The nearly 29 million older Americans who are obese but don’t have knee OA could lose about 2.5 healthy years, and another 2.8 million who have knee OA but aren’t obese will lose almost 1.9 healthy years.
“[We hope that] the fact that quality of life is diminished makes it clear that if you prevent the conditions, your years of healthy life will be increased,” Losina explains.
Researchers say data shows that 55 percent of African-American women and 50 percent of Hispanic women are either obese, have knee OA or both, compared with just 38 percent of white women. So these findings, they say, are especially important to these minority groups.
“I think everyone needs to pay attention, but African-American and Hispanic women need to pay special attention,” Losina explains. “I think it’s really critical for interventions to address the needs and aspirations of these population groups because I think it will affect the efficacy of the intervention.”
Lawrence Cheskin, MD, is the director of the Johns Hopkins Weight Management Center and a professor at Johns Hopkins Bloomberg School of Public Health in Baltimore. He says even though the numbers are based on population averages – and thus are not accurate predictors for individuals – the general findings still have value.
“Unless you want to assume you will beat the odds, you should take it seriously and assume you will be no better than average. And if you are average, you [could] lose three-and-a-half years of [healthy] life.”
Dr. Cheskin says the numbers are also helpful because they put in context how detrimental the combination of obesity and OA are. But he says the important message is also that these figures aren’t set in stone.

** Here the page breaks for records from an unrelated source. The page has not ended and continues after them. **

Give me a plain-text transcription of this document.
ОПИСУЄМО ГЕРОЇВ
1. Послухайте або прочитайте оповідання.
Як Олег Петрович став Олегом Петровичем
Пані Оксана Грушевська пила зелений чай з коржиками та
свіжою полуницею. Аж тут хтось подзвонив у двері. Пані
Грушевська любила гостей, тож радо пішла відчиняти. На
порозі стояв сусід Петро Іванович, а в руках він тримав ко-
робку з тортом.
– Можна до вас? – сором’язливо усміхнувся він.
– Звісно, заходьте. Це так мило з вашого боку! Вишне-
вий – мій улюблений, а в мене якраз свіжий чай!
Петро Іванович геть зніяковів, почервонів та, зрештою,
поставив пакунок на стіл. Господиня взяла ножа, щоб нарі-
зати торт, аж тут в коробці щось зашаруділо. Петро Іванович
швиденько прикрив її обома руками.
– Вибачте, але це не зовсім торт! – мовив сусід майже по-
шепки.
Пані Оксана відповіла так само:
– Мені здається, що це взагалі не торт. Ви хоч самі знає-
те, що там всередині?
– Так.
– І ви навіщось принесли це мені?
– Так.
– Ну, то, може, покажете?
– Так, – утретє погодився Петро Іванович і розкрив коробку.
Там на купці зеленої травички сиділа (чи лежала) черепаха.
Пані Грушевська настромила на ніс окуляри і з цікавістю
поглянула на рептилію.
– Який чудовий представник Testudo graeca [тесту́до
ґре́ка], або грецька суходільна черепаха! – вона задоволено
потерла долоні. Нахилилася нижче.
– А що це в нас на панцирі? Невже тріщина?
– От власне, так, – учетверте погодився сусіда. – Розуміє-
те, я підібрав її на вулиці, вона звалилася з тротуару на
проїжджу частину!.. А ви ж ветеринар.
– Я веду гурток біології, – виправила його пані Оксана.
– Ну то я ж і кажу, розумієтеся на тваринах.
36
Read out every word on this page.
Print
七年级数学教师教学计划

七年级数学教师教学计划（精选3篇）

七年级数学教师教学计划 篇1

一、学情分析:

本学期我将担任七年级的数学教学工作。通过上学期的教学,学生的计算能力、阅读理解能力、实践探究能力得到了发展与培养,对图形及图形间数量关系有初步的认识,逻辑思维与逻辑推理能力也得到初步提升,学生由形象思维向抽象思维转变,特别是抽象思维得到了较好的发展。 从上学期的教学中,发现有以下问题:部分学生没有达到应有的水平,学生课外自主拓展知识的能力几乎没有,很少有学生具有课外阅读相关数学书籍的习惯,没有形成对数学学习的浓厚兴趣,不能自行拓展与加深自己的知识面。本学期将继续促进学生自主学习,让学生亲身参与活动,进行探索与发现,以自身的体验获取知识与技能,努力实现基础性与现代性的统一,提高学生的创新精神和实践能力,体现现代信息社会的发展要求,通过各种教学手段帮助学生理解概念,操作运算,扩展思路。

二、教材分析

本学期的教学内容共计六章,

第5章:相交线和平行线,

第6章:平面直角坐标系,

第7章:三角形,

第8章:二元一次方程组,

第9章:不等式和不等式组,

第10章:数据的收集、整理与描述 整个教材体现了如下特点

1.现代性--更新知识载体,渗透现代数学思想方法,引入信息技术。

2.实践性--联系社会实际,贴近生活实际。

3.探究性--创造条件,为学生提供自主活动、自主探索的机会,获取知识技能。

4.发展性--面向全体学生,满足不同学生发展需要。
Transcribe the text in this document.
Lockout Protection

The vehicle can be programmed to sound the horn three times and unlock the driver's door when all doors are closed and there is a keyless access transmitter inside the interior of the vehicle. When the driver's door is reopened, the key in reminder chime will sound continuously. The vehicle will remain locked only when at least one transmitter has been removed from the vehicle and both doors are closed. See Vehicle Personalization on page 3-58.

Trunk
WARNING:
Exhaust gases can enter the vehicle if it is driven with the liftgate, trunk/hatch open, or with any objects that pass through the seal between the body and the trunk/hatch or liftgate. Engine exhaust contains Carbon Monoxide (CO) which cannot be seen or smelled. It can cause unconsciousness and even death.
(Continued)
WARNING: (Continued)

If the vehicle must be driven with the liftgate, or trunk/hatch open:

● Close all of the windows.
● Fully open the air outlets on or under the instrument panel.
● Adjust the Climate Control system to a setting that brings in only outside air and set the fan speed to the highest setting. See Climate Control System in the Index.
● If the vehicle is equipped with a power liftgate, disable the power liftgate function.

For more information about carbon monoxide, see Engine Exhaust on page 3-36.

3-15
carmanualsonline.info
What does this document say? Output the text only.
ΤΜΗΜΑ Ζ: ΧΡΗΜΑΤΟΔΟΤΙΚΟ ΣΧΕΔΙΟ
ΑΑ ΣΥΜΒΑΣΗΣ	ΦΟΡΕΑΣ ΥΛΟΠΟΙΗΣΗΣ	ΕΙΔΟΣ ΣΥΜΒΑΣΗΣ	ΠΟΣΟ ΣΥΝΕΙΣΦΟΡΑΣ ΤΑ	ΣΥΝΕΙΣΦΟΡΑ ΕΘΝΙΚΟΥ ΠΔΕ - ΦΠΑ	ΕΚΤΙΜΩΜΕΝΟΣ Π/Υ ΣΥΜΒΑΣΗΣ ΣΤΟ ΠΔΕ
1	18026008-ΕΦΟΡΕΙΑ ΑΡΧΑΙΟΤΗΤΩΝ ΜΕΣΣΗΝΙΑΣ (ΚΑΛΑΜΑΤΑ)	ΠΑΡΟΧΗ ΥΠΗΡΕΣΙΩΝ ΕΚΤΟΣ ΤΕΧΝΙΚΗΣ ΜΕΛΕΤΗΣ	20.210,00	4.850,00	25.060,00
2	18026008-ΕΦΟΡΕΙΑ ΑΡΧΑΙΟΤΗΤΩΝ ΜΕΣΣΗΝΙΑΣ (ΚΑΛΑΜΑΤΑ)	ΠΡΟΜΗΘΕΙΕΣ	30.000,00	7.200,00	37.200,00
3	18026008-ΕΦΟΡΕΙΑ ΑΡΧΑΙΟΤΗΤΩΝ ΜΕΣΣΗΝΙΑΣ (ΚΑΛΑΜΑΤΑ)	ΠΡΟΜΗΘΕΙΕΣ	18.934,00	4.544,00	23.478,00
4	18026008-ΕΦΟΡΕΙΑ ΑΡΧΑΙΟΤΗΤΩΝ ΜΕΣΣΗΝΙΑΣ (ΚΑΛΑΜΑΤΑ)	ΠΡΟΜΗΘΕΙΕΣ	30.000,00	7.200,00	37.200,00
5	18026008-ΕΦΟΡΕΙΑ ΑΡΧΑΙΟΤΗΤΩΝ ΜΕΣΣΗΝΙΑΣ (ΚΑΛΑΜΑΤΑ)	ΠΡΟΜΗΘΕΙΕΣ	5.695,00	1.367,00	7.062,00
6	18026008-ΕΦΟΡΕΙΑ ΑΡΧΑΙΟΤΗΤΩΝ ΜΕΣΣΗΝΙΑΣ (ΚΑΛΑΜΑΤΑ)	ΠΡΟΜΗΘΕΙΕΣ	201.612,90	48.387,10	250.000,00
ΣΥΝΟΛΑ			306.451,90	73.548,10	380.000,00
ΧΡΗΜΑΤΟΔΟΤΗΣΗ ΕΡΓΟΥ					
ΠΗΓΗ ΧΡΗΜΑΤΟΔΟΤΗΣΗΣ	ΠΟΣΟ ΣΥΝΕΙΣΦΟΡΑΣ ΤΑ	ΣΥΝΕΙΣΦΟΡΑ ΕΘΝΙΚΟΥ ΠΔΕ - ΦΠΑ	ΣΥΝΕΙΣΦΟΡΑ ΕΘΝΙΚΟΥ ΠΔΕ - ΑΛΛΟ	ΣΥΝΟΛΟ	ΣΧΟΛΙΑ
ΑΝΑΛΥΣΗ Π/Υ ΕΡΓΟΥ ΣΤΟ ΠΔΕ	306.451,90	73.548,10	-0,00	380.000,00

“We are talking about something that is potentially alterable. Getting arthritis may not be alterable. On the other hand, how it progresses and how much disability you have from it can be in your control to a certain extent if you do something positive for your lifestyle, like lose weight if you are obese,” Dr. Cheskin says. “That’s within your control. It’s not easy but it’s at least potentially something you can positively impact in terms of your health and quality of life.”
Funding for this study came from The National Institutes of Health and the Arthritis Foundation.